Bieito’s take on this symbolist tale is not overtly political: a few American flags get waved around, but they’re more decorative than anything else. Yet there’s a thundering subterranean statement in the casting of the central character, archetypal “Yank” Kilroy. The actor in this part, Antwayn Hopper, is African-American, radiantly beautiful in face and physique, and unafraid to play the role as (in part) an Angry Black Man. He’s a walking symbol of the United States, but he’s not “Black American,” he is “American.” He is not minority, he is all of us.
This is a star-making performance, funny and touching and emotionally bold. Hopper doesn’t condescend or distance himself from the character’s naive sweetness; in fact, he seems to dare us to laugh at his honestly and openness. This dovetails handsomely with the action of the drama, in which the robbed and broke Kilroy is ritually humiliated by being forced to play a clown to earn a living. Hopper plays the second half of the show in a gold Speedo and smeared whiteface makeup, but amazingly he never loses his integrity or, on a very basic level, his dignity.
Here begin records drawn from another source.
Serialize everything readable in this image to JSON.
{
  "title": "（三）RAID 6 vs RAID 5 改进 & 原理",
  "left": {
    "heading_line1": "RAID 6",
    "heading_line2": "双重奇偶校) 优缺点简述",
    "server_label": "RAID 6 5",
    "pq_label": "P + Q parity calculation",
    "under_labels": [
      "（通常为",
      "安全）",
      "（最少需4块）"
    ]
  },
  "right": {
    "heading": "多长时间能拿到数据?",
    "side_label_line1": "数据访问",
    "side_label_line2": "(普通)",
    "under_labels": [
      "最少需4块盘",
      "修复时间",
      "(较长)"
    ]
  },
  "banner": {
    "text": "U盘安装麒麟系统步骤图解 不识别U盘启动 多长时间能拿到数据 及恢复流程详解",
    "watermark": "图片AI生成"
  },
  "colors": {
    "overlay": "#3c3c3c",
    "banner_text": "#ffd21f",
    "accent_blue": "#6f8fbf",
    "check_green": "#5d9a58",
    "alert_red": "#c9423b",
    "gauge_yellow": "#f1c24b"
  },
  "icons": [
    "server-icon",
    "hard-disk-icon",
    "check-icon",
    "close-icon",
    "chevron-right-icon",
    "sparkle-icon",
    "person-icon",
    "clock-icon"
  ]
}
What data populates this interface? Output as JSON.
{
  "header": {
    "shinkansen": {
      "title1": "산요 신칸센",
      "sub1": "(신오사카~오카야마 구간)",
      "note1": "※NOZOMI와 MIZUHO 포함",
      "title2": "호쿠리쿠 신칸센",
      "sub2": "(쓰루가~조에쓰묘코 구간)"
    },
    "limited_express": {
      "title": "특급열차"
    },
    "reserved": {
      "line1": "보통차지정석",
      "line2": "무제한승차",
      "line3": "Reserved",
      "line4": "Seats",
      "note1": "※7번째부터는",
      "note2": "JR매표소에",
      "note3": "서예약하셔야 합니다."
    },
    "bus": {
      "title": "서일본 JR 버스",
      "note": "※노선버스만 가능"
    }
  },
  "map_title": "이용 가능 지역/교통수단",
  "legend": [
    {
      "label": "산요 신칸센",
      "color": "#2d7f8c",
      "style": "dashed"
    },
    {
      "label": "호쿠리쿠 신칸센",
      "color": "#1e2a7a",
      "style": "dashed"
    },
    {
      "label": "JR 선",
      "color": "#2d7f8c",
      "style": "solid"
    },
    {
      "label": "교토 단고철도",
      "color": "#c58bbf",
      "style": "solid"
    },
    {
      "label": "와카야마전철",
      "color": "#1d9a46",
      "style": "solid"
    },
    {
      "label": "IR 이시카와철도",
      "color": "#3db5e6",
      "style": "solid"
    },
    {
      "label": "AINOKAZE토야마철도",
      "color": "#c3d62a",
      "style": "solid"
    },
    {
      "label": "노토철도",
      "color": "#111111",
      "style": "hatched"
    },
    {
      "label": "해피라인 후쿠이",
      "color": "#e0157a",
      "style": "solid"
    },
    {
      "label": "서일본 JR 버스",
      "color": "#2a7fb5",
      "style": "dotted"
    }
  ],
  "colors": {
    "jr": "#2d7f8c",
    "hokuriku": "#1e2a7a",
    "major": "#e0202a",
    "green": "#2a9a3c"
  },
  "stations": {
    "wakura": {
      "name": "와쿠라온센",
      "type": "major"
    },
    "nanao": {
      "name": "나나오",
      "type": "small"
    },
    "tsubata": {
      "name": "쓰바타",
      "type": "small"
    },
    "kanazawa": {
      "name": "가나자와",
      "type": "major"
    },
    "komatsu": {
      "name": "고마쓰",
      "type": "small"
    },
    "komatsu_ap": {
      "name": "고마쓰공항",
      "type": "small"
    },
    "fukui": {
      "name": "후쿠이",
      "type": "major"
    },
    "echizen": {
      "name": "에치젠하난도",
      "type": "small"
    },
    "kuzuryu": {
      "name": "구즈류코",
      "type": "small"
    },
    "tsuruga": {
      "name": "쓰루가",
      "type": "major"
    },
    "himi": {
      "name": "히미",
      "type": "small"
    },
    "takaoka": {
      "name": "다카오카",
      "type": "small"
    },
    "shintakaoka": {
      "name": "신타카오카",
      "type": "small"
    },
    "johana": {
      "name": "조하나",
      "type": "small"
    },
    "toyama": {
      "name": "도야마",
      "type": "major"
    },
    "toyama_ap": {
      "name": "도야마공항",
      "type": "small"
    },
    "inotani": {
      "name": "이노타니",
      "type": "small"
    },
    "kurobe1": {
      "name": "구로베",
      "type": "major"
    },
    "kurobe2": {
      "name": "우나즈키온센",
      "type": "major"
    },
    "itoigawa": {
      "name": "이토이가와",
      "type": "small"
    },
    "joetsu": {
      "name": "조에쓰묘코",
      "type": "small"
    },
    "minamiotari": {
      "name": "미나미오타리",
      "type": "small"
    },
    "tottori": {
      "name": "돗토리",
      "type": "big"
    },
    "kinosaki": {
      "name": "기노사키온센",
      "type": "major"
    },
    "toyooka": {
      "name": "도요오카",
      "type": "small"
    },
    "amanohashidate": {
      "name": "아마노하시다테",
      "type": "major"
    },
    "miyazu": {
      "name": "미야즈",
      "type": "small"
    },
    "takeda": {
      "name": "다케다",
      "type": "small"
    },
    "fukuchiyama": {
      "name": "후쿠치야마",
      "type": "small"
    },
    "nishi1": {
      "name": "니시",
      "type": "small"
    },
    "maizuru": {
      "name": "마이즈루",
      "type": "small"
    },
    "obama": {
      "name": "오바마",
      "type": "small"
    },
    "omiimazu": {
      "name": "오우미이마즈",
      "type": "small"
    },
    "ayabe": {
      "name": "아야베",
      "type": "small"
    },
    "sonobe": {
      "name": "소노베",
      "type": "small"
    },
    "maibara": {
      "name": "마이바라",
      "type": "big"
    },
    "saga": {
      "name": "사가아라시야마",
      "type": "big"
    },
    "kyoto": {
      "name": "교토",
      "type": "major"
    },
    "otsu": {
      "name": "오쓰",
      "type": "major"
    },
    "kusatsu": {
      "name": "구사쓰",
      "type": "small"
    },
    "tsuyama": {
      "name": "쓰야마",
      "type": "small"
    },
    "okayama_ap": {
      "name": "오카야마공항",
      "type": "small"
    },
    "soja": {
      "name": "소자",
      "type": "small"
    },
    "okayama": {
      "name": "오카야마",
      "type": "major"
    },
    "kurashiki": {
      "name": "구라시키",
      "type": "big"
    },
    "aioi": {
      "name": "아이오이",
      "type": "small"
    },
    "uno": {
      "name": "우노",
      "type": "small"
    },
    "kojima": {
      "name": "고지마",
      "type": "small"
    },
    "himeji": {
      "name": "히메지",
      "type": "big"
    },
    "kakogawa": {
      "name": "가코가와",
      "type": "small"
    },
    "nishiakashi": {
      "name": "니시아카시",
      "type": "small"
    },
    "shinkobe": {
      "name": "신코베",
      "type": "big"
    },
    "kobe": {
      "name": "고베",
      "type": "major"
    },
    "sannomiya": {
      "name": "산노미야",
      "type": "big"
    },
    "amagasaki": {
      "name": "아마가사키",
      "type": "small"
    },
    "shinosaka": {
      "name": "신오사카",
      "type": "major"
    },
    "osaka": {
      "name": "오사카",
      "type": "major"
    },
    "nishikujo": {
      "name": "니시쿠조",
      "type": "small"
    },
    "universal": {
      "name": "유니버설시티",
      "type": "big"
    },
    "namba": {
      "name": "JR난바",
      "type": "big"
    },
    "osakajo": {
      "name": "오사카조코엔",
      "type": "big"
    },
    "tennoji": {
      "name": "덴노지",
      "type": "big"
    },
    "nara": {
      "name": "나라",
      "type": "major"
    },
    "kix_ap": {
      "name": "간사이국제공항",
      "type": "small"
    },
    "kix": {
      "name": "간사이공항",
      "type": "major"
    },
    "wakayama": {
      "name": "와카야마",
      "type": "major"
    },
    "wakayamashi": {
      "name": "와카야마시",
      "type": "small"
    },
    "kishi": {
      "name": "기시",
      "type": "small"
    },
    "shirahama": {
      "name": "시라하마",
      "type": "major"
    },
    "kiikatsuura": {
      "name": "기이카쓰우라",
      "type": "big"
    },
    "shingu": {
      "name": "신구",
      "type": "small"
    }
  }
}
When the focus is off Hopper, the show loses some of its steam. I don’t think this is because Bieito isn’t as clear in his treatment of the “literary” characters. David Darlow‘s Casanova and Marilyn Dodd Frank‘s Marguerite each has one or two electrifying moments (he, penniless, is reduced to sucking up spilled cognac from the pavement) but they mostly fall just short of the edge of hysteria achieved so consistently by Mark L. Montgomery as Byron and especially André De Shields as Baron de Charlus.
This last performance is just astonishing, in what originally was a throwaway part. Bieito expands the character of the waspish, self-hating gay man to include an explicit sexual encounter only hinted at in Williams’ script, ending in an erotic asphyxiation gone wrong (or right, I guess, depending on just how self-hating.) And then the Baron returns in the second half of the play as a reanimated corpse to serenade the “fiesta” orgy with a ferocious performance of “I Put a Spell on You.”
Oddly, the apparently surefire role of the Gypsy fell flat, whereas the few lines here and there of the elderly whore Rosita were built into a spellbinding performance by Barbara E. Robertson.
And, as “The Dreamer,” a part invented for this production, Michael Medeiros played a version of the playwright himself, mashing together speeches for the omitted character of Don Quixote and a variety of Williams’ other writings. His brief epilogue manages to top Hopper’s death scene (rightfully) with a few simple but heartfelt lines about how the writer’s creative process is his (perhaps only) means of self-realization. Almost his last line is one of Williams’ most famous: “If you can’t be yourself, what’s the point of being at all?”
And then he swallows a handful of pills, and (not for the first time this evening) pukes violently. It’s Bieito’s genius, I think, that he can make us understand that even vomit can be a kind of poetry.